Pode-se dizer que a origem da palavra laico ou leigo remonta à Antiguidade e refere-se ao que não é clerical, ao que pertence ao povo cristão como tal – e não à hierarquia católica – e ao que é próprio do mundo secular, por oposição ao que é eclesiástico. Contudo, é bastante difícil situar e datar com precisão o aparecimento do Estado laico.
A ideia de separação entre governo e Igreja pode ser visto na antiguidade greco-romana. No Século V, o Papa Gelase I propôs a doutrina dos dois gládios, que visava separar o poder temporal do poder espiritual. Alguns vão mais atrás e atribuem esta ideia de separação à frase bíblica “Dai a César o que é de César e a Deus o que é de Deus”.
Três filósofos iniciaram as discussões sobre a laicidade: Descartes, Condorcet e Comte. O primeiro vai traçar os primeiros caminhos da ideia de separação, através do “Discurso do Método” (1638) e dos “Princípios de Filosofia” (1644). Descartes aponta o fato de que há domínios que escapam à razão humana, domínios diante dos quais a razão inclina-se. Para ele, a revelação não é contraditória às realidades racionais; a liberdade de pensamento deve ser respeitada e a interpretação dos textos sagrados é possível através da utilização da razão.

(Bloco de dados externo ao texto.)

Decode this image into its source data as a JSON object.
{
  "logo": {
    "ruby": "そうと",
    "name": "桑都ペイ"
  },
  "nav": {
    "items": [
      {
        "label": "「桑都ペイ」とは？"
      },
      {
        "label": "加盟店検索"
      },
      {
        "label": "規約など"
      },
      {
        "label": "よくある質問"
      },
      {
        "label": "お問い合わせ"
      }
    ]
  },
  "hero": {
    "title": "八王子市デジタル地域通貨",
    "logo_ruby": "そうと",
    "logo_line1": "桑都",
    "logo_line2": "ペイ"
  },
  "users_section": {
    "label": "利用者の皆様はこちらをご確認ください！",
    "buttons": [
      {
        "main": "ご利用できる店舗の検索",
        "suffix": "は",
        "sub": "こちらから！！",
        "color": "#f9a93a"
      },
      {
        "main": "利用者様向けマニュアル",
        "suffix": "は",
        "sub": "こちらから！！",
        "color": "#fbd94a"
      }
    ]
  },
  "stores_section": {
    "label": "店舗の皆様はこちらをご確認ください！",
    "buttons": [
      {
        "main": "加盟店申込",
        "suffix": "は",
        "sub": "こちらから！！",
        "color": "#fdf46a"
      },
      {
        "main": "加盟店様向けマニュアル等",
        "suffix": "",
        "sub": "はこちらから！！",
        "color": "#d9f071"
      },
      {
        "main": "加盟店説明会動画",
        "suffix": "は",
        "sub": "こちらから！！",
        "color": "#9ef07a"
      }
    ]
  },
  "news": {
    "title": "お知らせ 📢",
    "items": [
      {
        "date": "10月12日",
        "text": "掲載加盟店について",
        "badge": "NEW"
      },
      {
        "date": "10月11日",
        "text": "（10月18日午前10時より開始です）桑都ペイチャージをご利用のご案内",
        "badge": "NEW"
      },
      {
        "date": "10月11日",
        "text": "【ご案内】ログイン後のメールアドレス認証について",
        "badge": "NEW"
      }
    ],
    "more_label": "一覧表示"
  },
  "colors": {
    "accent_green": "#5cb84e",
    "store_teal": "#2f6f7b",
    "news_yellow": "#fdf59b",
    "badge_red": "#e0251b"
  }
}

CONDORCET, ao distinguir educação e ensino, distingue também a ordem da razão da ordem dos valores. Para ele, a moral é concebida como uma ciência. Compete à família dar a educação e à escola promover o ensino ou instrução. Para ele, a pergunta é clara: “como se pode instruir e converter ao mesmo tempo”? Ou, ainda: “a religião não é uma questão de consciência e de cada Igreja?” Assim a separação entre a escola e a religião, ou o princípio da laicidade na escola, aparece pela primeira vez. CONDORCET foi o primeiro a explicitar uma concepção laica de educação, no seu documento “Cinco memórias sobre a instrução pública”. (1791)
Comte foi a fonte que guiou os republicanos a partir de 1860, defendendo a idade positiva, a idade da ciência, que assegura a ordem e o progresso da humanidade. Ele propõe que a religião de um Deus transcendente seja substituída pela religião da humanidade.
Uma primeira instituição leiga apareceu já em 1792, na França, com a instituição dos atos civis, aqueles ligados à vida do cidadão e que passam a ser regidos pelo Estado, tendo como elemento central o casamento (BAUBEROT 1997: 2089). Aparecem então o batismo civil (registro de nascimento), o casamento civil, o enterro civil (registro de óbito). Enfim, os atos da vida dos indivíduos deixam de ser regulados pela Igreja e registrados nos livros das paróquias, passando a ser realizados em instituições públicas e registrados em livros de registro civil.
Mas será Jules Ferry, principal fundador da escola laica, que a partir de 1879 envidará todos os esforços para arrancar as crianças da influência da igreja. Como ministro da Instrução Pública e de Belas Artes, à época ele nomeará protestantes espiritualistas liberais, como Ferdinand Buisson, Félix Pécaut, Jules Steig, dentre outros, para colocar essa escola laica em funcionamento. Ferry vai propor uma moral laica, ou independente das Igrejas, possibilidade por ele considerada viável.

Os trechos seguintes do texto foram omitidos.